Grantee Partner Spotlight: Upwardly Global
The WES Mariam Assefa Fund sees the COVID-19 crisis as a time to ensure our grantee partners flexibility so they can continue their work of building an inclusive, resilient economy for immigrants and refugees. The United States would not be able to respond to the pandemic without the skills and talent of the immigrant workforce. Our partners are doing valuable work across the country to support these workers, and we are proud to share our grantees’ contributions with the broader field. Over the next month, we’ll be profiling the Fund’s grantee partners, highlighting the vital work each organization is undertaking to support immigrant communities through the immediate crisis and build more equitable workforce, educational, and financial systems in the long-term.
Upwardly Global (UpGlo), a grantee partner of the WES Mariam Assefa Fund, seeks to eliminate employment barriers that immigrants and refugees face. As COVID-19 began to disrupt the economy, UpGlo sought to gain real-time insight into the experiences of its clients in order to inform its response. A needs assessment survey of nearly 80 of the organization’s job seeker clients revealed that 50 percent had lost their job or experienced a cut in work hours. Without a primary source of income, these survey respondents are struggling to afford basic necessities like food or medicine, and many have little or no savings.
The U.S. economy is in a state of unprecedented decline, and job seekers will continue to feel the impacts for the foreseeable future. UpGlo’s survey also showed that 40 percent of respondents have encountered a weak job market, hiring freezes, and credential and training programs that are now suspended. Facing this uncertainty, one in three respondents shared that they are navigating the emotional effects of the pandemic’s unknown implications.
Despite the bleak economic outlook, the majority of job seekers want to be prepared when the economy reopens. They want to continue investing in themselves by developing new skills through online training or virtual coaching. UpGlo had started providing virtual programming even before the pandemic, to ensure client accessibility. Using rapid response funding from the WES Mariam Assefa Fund, along with other funding, UpGlo is expanding its virtual programming to adapt to its clients’ changing needs. Staff have transitioned to providing remote soft skills coaching to individual job seekers. UpGlo offers a robust suite of online job search and skill-building tools to all program participants—and has recently begun to offer access to a wider network of U.S. job seekers and workforce development organizations. The organization is also planning virtual community-building sessions between employers and those seeking work.
With many health care professionals in its client base, UpGlo is applying an industry-specific focus to its work, in response to the shortage of health care workers. The organization is working in partnership with WES, via the IMPRINT Coalition, to build pathways for internationally trained health care professionals to put their life-saving skills and experience to use during the COVID-19 crisis. UpGlo job seekers have valid degrees in health care and medicine from their home countries, U.S. work authorization, important linguistic and cross-cultural skills, and a willingness to serve during this time. Yet they’ve hit barriers in re-licensing in the United States – a long, complicated, and time-consuming process that keeps an estimated 165,000 healthcare professionals from working in the field, according to the Migration Policy Institute. IMPRINT and Upwardly Global are working with government agencies in various states to bolster the pipeline of healthcare workers available to respond to the crisis.
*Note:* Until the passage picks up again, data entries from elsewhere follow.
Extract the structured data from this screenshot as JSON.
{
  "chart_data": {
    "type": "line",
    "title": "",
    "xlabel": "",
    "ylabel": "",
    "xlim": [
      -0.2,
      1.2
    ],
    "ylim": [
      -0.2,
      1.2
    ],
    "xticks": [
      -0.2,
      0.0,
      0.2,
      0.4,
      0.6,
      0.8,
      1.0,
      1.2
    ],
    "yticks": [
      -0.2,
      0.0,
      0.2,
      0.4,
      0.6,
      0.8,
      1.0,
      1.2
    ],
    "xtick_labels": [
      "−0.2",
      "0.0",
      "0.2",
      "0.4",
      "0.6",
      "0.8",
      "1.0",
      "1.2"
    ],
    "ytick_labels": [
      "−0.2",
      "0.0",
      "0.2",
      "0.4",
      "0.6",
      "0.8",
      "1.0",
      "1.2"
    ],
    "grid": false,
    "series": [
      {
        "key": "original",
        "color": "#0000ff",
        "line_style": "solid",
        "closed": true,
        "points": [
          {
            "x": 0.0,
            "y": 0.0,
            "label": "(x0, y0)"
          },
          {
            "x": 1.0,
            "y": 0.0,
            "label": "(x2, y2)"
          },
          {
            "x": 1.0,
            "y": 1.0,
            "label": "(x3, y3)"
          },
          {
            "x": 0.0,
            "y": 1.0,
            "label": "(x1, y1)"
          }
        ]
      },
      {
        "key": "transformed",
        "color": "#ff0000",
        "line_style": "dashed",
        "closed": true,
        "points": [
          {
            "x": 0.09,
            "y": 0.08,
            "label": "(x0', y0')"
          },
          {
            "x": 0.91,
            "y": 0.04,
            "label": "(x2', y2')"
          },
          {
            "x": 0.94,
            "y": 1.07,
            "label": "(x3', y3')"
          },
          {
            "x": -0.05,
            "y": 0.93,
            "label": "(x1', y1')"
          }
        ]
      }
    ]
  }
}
UpGlo is also thinking long term. Beyond this crisis, the U.S. economy will need the contributions of all workers—including immigrants—as drivers of a resilient and adaptable workforce that can weather future disruptions. Prior to COVID-19, UpGlo had planned to hold working sessions around the country to build promising practices for U.S. employers to advance the principles of diversity, equity, and inclusion. These sessions are now being held virtually, with a special focus on championing the skills of all workers to build an inclusive economic recovery post-COVID.
COVID-19 has exposed many of the challenges that immigrants and refugees face in the U.S. UpGlo is working to mitigate the pandemic’s immediate impacts, and to build a stronger, more inclusive workforce for the future. We look forward to sharing more about what UpGlo learns and achieves as they navigate supporting immigrant job seekers and workers in this new environment and economy.